While sentiment analysis may thrive well in identifying, extracting and reporting on personal information from the written materials, there are some challenges to encounter. Since we have most sentiment analysis systems automated, there is the problem of trying to decode contexts in the public face. Some of the reasons automated sentiment analysis fail to produce good results in the public face include:
Developers program most of the automated sentiment analyses to identify a particular group of words as either negative or positive. These automated machines lack the ability to identify sarcasm. For example, in a sentence like “oh she’s not here yet?
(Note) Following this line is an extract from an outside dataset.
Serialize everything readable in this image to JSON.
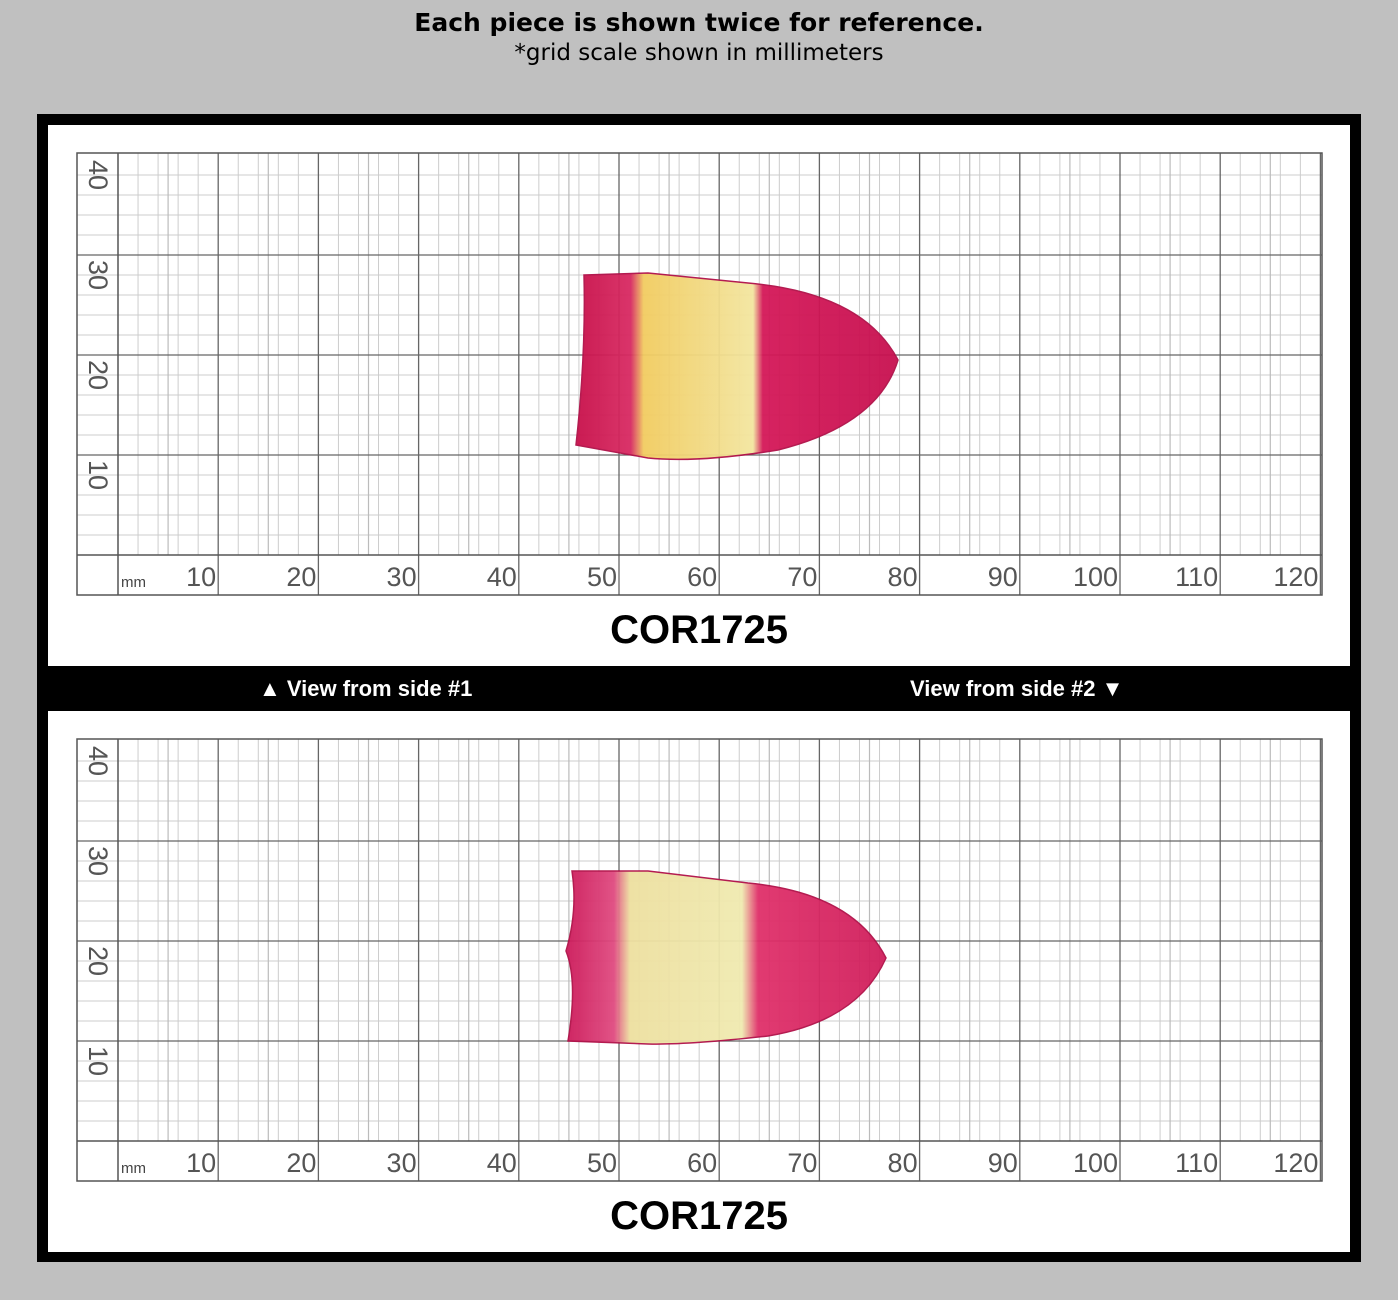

Excellent I love waiting so much” the machine will recognize words like “love” great” and awesome and flag the sentiment as positive while it is, in fact, negative. Humans are capable of understanding sarcasm, but machines cannot.
How to solve the machine problem?
In such a case, the best move to resolve the machine problem is to halt reporting the review results from the computer. You can present the faults found to a board panel and convince them that the automated sentiment analysis is not a reliable when sorely judged by machines in the spheres of public face.
Doing a human driven sampled sentiment analysis using statistical tools that filter certain specific words; like in a sample of 5 million tweets, you can filter the name of your company and sample only tweets that are talking about your business.
Lastly, you can tally the positives, negatives and neutrals having put into considerations the sarcastic comments. This method could work to efficiently solve the automated sentimental analysis problem in the public face.